Bleiben wir bei Alltagserfahrungen. Fast automatisch kommt Glanz in das Gesicht der Eltern und Großeltern, wenn sie ihre Kinder oder Enkel wiedersehen. Sieht man befreundete Mitmenschen auf sich zukommen, verändern sich Mimik und Körpersprache.  Von jetzt auf gleich kann ein vorher griesgrämiger oder ernster Gesichtsausdruck sich ändern. Offenkundig geht vom Gegenüber eine Ausstrahlung aus, die nicht ohne Folgen ist. Ist es nicht immer so? Wie zaubern wir ein Lächeln ins Gesicht der Anderen? Wodurch tauen wir selbst auf? Liebende wissen es längst, und es prägt ihre glücklichsten Stunden. Nie ist der Mensch schöner und offener als in der Liebe. Und im Wahrer-Werden und Gut-Sein. Welch eine Erleichterung nach endlich geglückter Aussprache und Beichte! Da kann ein Strahlen von innen auftauchen, das für sich spricht. Nicht vergessen seien die Sterbestunden, welch ein Glanz oft auf den Gesichtern der Heimgehenden, wenn es geschafft ist. Epiphanie. Da kommt ans Licht, was im grauen Alltag oft verstellt und eingetrübt ist. Und welch eine Kunst auf andere so zuzugehen, dass sie entspannen und sich öffnen und sogar strahlen! 
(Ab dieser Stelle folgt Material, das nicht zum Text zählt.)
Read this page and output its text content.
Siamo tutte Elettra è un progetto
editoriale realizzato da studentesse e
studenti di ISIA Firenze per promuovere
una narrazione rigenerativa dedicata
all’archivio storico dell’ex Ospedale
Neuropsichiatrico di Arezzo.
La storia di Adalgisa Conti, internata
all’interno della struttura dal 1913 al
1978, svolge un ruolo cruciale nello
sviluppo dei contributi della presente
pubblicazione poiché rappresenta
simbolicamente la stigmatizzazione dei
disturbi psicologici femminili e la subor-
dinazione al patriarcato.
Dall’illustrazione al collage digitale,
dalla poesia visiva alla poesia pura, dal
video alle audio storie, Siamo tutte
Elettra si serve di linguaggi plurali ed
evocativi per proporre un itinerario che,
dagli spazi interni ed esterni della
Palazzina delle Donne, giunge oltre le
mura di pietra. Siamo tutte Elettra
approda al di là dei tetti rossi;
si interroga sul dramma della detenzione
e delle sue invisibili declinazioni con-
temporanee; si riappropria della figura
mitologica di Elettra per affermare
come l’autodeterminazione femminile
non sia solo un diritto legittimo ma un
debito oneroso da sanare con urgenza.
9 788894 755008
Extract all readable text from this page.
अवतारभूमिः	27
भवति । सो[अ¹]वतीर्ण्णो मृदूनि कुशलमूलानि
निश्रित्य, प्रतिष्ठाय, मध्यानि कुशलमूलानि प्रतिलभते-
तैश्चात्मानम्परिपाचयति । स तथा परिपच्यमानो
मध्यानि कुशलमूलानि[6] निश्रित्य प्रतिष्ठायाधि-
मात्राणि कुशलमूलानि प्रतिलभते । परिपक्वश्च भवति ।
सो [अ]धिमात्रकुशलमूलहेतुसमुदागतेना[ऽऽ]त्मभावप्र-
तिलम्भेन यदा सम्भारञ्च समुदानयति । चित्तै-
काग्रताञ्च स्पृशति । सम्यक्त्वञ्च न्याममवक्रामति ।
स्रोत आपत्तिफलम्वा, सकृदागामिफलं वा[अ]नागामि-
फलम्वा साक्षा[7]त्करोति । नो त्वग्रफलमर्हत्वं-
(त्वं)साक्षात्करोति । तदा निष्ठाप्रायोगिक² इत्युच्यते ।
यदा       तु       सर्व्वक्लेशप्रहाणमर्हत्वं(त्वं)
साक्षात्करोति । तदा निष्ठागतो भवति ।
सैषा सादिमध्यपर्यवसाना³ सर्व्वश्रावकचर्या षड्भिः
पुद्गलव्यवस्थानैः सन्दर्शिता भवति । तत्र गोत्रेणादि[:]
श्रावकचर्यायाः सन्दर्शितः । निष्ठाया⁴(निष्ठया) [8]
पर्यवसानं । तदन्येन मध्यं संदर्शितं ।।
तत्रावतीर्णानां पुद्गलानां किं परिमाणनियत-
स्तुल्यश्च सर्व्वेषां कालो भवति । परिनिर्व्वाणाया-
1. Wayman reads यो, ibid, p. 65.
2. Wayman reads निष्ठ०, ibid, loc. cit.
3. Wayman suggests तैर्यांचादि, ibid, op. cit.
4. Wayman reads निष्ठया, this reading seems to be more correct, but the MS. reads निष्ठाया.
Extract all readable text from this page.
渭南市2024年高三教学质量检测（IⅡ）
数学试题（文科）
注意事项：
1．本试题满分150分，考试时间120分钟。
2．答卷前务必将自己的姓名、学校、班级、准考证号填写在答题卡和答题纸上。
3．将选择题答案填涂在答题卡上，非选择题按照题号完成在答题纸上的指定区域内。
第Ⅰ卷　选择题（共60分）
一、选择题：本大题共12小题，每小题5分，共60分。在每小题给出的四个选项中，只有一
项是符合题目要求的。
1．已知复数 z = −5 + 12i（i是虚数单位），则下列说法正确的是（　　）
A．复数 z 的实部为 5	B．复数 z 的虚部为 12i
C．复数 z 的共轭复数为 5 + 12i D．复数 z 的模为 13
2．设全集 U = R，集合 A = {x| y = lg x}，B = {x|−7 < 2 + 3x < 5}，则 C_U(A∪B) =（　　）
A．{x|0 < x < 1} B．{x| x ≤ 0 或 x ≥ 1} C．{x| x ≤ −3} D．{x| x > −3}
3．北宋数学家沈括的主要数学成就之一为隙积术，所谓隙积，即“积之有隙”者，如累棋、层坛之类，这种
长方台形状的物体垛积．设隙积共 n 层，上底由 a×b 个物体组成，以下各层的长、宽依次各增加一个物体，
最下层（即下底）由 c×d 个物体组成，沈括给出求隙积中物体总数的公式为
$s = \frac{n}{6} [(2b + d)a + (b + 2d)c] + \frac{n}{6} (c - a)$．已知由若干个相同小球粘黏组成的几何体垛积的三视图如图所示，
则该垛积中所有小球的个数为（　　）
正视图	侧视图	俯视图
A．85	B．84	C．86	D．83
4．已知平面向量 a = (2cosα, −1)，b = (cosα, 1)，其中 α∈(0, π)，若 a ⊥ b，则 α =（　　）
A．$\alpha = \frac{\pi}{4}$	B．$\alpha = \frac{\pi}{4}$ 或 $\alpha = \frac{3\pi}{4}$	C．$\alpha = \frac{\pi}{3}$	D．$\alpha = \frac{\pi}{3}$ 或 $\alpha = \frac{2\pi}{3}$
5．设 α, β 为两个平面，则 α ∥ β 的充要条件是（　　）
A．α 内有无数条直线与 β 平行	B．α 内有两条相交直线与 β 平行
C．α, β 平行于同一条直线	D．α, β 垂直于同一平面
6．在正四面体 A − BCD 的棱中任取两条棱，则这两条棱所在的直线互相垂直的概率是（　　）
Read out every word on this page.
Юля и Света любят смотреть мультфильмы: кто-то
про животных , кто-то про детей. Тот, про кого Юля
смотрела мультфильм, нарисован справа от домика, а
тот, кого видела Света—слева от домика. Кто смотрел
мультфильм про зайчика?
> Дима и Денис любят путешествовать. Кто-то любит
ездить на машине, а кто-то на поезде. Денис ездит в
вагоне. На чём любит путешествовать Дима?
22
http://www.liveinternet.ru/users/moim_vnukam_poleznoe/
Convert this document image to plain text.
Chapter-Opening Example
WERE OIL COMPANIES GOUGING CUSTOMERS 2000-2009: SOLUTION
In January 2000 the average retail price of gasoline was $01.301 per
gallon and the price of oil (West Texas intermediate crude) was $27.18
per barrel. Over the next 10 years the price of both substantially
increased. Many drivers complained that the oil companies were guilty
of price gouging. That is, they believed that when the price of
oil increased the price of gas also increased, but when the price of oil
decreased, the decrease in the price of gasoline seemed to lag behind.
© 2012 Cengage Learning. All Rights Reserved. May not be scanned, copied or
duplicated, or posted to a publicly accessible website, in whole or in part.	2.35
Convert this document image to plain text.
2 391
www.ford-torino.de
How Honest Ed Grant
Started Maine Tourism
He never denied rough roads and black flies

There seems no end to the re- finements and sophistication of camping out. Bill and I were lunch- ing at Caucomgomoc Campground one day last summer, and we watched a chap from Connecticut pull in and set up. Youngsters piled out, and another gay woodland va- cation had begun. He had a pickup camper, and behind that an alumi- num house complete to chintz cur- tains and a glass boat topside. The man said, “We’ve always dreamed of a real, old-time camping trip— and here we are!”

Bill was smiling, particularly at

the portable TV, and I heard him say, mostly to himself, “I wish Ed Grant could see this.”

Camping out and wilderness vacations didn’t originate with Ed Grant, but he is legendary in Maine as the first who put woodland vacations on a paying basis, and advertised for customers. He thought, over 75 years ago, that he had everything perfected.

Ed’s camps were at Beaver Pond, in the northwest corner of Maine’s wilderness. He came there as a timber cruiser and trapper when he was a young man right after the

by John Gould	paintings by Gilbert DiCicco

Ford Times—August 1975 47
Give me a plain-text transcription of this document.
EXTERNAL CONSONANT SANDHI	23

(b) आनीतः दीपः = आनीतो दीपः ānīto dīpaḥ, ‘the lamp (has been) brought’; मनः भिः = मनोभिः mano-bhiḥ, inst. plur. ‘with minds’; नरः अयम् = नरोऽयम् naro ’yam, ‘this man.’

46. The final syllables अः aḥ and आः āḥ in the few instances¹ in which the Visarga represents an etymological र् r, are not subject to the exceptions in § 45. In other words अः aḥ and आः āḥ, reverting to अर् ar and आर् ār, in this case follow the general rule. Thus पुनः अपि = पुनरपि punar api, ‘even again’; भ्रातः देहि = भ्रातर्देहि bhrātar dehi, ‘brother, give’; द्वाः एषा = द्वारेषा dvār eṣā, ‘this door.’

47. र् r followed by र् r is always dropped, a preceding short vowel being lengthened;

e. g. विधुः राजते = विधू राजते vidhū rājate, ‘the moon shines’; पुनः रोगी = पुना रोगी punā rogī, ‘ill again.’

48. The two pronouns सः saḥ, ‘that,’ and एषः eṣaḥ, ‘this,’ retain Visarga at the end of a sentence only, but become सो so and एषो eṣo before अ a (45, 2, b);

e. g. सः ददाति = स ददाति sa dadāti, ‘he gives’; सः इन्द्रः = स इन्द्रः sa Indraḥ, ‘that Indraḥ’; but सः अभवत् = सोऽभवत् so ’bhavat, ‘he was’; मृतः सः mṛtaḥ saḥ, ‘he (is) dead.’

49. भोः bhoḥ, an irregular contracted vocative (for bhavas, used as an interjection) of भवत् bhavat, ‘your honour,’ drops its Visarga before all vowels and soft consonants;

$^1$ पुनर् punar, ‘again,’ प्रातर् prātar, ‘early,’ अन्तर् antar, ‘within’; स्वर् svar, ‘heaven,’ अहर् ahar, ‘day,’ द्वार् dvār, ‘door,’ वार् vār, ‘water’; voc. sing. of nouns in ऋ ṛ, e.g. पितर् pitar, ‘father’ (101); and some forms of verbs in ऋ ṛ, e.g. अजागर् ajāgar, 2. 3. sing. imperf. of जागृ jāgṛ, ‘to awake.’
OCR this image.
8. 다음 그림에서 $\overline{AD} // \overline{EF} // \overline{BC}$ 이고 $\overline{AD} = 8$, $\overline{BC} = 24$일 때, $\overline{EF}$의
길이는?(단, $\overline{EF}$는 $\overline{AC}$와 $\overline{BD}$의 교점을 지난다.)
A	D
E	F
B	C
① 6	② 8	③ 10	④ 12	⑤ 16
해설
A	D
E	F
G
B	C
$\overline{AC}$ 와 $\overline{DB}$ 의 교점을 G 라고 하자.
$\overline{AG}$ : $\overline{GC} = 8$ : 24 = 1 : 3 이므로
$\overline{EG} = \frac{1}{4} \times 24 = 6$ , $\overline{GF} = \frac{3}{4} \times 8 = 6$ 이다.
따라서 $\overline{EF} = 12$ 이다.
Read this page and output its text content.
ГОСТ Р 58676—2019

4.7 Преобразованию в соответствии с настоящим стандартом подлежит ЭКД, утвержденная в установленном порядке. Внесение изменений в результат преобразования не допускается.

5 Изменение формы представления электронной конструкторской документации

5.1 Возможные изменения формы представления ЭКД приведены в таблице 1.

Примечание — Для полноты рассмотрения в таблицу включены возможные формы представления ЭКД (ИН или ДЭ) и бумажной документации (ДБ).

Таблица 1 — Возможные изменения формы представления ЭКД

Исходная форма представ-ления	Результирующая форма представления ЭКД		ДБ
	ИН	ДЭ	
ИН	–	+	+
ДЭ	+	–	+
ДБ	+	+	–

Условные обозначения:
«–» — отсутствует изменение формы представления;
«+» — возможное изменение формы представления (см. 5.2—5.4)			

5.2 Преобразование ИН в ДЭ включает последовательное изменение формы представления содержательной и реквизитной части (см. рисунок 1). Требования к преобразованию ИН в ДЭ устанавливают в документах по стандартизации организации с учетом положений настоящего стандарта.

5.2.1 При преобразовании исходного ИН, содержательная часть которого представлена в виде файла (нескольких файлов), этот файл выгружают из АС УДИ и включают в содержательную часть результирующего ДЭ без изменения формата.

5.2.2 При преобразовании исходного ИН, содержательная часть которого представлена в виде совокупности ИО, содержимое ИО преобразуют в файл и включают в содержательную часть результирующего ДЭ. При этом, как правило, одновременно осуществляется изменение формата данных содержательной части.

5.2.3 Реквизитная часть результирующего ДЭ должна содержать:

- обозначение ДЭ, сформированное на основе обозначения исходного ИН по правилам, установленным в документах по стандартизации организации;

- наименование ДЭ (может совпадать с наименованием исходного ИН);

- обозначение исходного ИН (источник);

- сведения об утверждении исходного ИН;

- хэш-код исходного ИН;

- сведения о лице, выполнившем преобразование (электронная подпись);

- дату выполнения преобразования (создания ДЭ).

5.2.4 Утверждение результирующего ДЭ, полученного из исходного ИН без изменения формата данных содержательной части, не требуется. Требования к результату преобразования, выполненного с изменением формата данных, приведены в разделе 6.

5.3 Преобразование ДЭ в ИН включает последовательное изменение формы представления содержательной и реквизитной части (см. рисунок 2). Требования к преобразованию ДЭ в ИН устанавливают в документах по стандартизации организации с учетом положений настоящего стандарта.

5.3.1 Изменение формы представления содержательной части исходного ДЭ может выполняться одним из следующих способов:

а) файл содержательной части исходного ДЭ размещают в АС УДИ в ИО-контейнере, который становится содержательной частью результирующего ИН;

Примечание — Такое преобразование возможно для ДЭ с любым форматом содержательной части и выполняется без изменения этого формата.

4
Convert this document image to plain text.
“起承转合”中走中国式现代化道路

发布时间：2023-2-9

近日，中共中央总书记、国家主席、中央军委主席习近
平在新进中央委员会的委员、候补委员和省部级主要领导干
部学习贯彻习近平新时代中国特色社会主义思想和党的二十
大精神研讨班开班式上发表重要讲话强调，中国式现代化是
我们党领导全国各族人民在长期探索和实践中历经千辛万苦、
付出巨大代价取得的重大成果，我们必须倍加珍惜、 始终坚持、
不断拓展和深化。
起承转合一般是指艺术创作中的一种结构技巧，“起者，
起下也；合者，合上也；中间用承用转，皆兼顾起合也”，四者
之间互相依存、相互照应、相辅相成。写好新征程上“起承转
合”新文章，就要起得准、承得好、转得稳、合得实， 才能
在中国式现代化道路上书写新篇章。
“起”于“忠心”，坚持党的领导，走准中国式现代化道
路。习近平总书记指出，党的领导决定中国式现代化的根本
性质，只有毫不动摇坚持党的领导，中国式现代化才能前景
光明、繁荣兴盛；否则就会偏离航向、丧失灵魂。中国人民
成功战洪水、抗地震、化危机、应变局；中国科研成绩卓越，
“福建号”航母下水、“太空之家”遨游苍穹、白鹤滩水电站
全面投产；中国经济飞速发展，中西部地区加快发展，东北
Ich könnte natürlich auch an Erfahrungen in der Natur draußen erinnern: das blendende Licht im Schnee, die Spiegeleffekte des Lichtes und das Spiel der Farben und Schatten, das Meer und die Berge und immer die Sonne. Aber mindestens so wichtig ist der gesellschaftliche und politische Raum. Was war das für ein Ereignis, als die Mauer fiel. Wie viel Freude und Jubel auf den Gesichtern! Endlich brach durch, was so lange ans Licht drängte: mehr Gerechtigkeit, mehr Kontakt, mehr Licht. Erschienen ist, was vorher fast undenkbar schien. Und welch langer Weg bis dahin - jetzt z.B. bei den tapferen Mitmenschen in Belarus oder in den Lagern der Flüchtlinge. Schon ist mehr Freiheit in Sicht, schon zeigt sich das Licht, aber wieviel Kampf noch, und wie hoch oft der Preis. 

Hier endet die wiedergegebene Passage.